Introduction to Segmentation
This chapter summarizes the annotation guidelines for sentence segmentation.
The main guideline for demarcating sentences is a combination of final punctuation, space, and a capitalized word. This is supplemented with additional rules that cover abbreviations. These are written with a period, which can also serve as final punctuation (when the abbreviation is at the end of a sentence, e.g., 'itd.') or not (when the abbreviation is in the middle of a sentence, for instance 'itj.'). The final list of abbreviations that fall into either category is included in the Obeliks tool.
For segmenting Slovene non-standard texts, additional rules apply:
⬥ In an entire tweet, check whether automatic sentence segmentation is correct.
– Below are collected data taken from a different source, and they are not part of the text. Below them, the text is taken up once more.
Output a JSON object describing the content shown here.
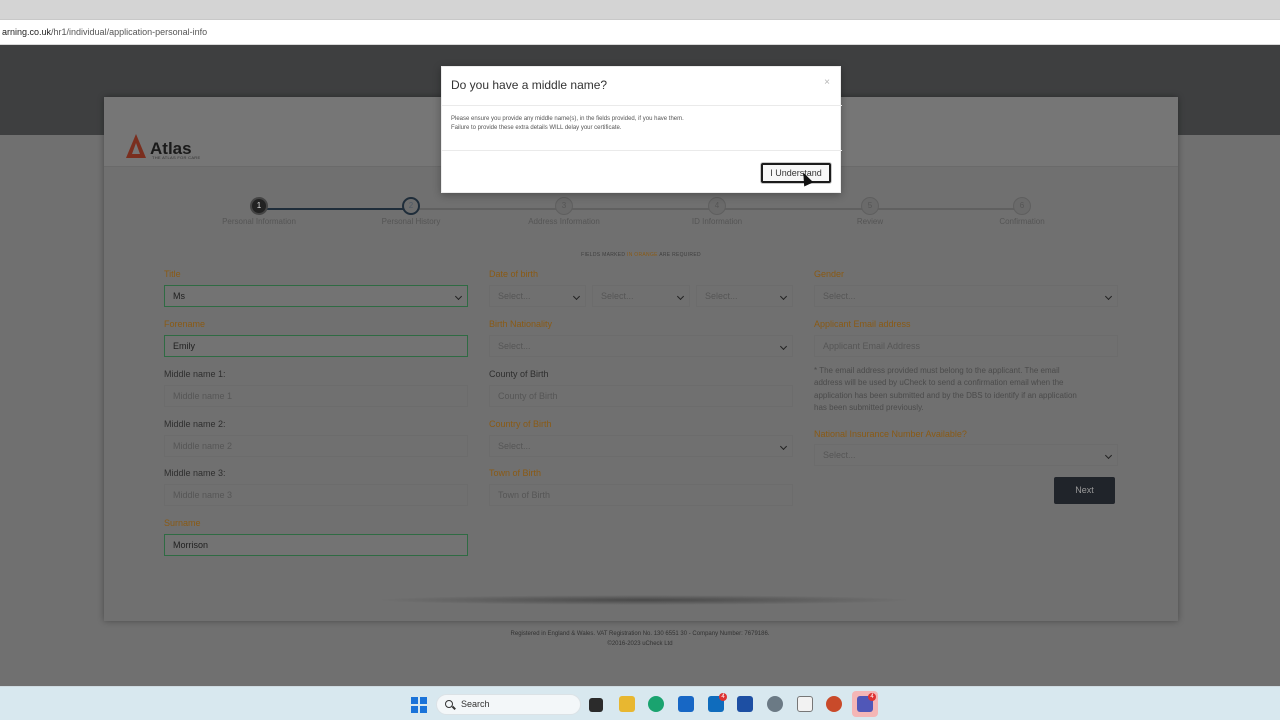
{
  "browser": {
    "url_host": "arning.co.uk",
    "url_path": "/hr1/individual/application-personal-info"
  },
  "brand": {
    "logo_text": "Atlas",
    "logo_sub": "THE ATLAS FOR CARE"
  },
  "stepper": {
    "steps": [
      {
        "num": "1",
        "label": "Personal Information"
      },
      {
        "num": "2",
        "label": "Personal History"
      },
      {
        "num": "3",
        "label": "Address Information"
      },
      {
        "num": "4",
        "label": "ID Information"
      },
      {
        "num": "5",
        "label": "Review"
      },
      {
        "num": "6",
        "label": "Confirmation"
      }
    ]
  },
  "required_note": {
    "prefix": "FIELDS MARKED",
    "highlight": "IN ORANGE",
    "suffix": "ARE REQUIRED"
  },
  "form": {
    "title": {
      "label": "Title",
      "value": "Ms"
    },
    "forename": {
      "label": "Forename",
      "value": "Emily"
    },
    "middle1": {
      "label": "Middle name 1:",
      "placeholder": "Middle name 1"
    },
    "middle2": {
      "label": "Middle name 2:",
      "placeholder": "Middle name 2"
    },
    "middle3": {
      "label": "Middle name 3:",
      "placeholder": "Middle name 3"
    },
    "surname": {
      "label": "Surname",
      "value": "Morrison"
    },
    "dob": {
      "label": "Date of birth",
      "day": "Select...",
      "month": "Select...",
      "year": "Select..."
    },
    "birth_nationality": {
      "label": "Birth Nationality",
      "value": "Select..."
    },
    "county_of_birth": {
      "label": "County of Birth",
      "placeholder": "County of Birth"
    },
    "country_of_birth": {
      "label": "Country of Birth",
      "value": "Select..."
    },
    "town_of_birth": {
      "label": "Town of Birth",
      "placeholder": "Town of Birth"
    },
    "gender": {
      "label": "Gender",
      "value": "Select..."
    },
    "email": {
      "label": "Applicant Email address",
      "placeholder": "Applicant Email Address"
    },
    "email_help": [
      "* The email address provided must belong to the applicant. The email",
      "address will be used by uCheck to send a confirmation email when the",
      "application has been submitted and by the DBS to identify if an application",
      "has been submitted previously."
    ],
    "ni_available": {
      "label": "National Insurance Number Available?",
      "value": "Select..."
    },
    "next_label": "Next"
  },
  "footer": {
    "line1": "Registered in England & Wales. VAT Registration No. 130 6551 30 - Company Number: 7679186.",
    "line2": "©2016-2023 uCheck Ltd"
  },
  "modal": {
    "title": "Do you have a middle name?",
    "close": "×",
    "body_line1": "Please ensure you provide any middle name(s), in the fields provided, if you have them.",
    "body_line2": "Failure to provide these extra details WILL delay your certificate.",
    "button": "I Understand"
  },
  "taskbar": {
    "search_label": "Search",
    "outlook_badge": "4",
    "teams_badge": "4"
  },
  "colors": {
    "accent_orange": "#8a5a14",
    "filled_border": "#2f6b43",
    "windows_blue": "#1a73d9"
  }
}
In the guidelines, the end of a sentence is marked for easier understanding with the symbol ¶.
⬥ If part of the tweet functions as an independent sentence, it is treated as such (“@multikultivator Najbrž ne . ¶ :) ¶ Kot rečeno : bolje BO . ¶ Zrihtamo , ko utegnemo . ¶ ( PS : tudi v veselje " konkurence " ;)”).
⬥ The criterion for the end of a sentence is mainly a punctuation mark that acts as the final one in a sentence, e.g., period, exclamation point, question mark, quotation marks, or ellipsis (“Kaj praviš ? ¶ Aha !”).
⬥ Unless there's a good reason to treat something as two sentences, it should remain one (“@urosgruber pri meni naloži CSS .. kar pa ne pomeni , da stran zgleda lepo :)“ → one sentence because the dots acts more like a comma than a period).
⬥ The end of a tweet is automatically also the end of a sentence, so this is not marked.
⬥ Three dots:
￭ Sometimes three dots indicate just an ellipsis or a pause in the middle of a sentence – in such a case, it's not final punctuation (“To se mi zdi ... neumno.”).
⬥ Names (@name), emoticons (\o/) or emojis (👳), and hashtags (#hashtag):
￭ If they appear in the middle of a sentence, they are part of the sentence (“neka baka :) uleti pa praša če loh gre kr naprej”, “sej #tarca je pa dons kr ok”, “sej je rekla @Sandra d je treba to drgac”).
￭ If they appear at the beginning of a tweet, they are treated as part of the first sentence (“@TadejTrcekTITO @lucijausaj @JJansaSDS titek, ne seri. odv. častno razsodišče je JE zgolj za odvetnike.”).
￭ If they replace the final punctuation, they mark the end of a sentence (“kot da je to važn :)) ¶ nobenga to ne briga vec sploh”).
￭ If they follow the final punctuation, they are treated as an independent sentence (“Sonce, sneg in pot pod noge! ¶ :) ¶ Gremo v hribe!”).
￭ If several names, emoticons, or hashtags are strung at the end of a sentence, the last element is considered the end of the sentence (“itak ne morm sploh keša dvignt :) @tibonalta #broke” → the end of the sentence is the hashtag #broke).
Segmentation of spoken Slovene is currently done manually based on prosodically or semantically completed units.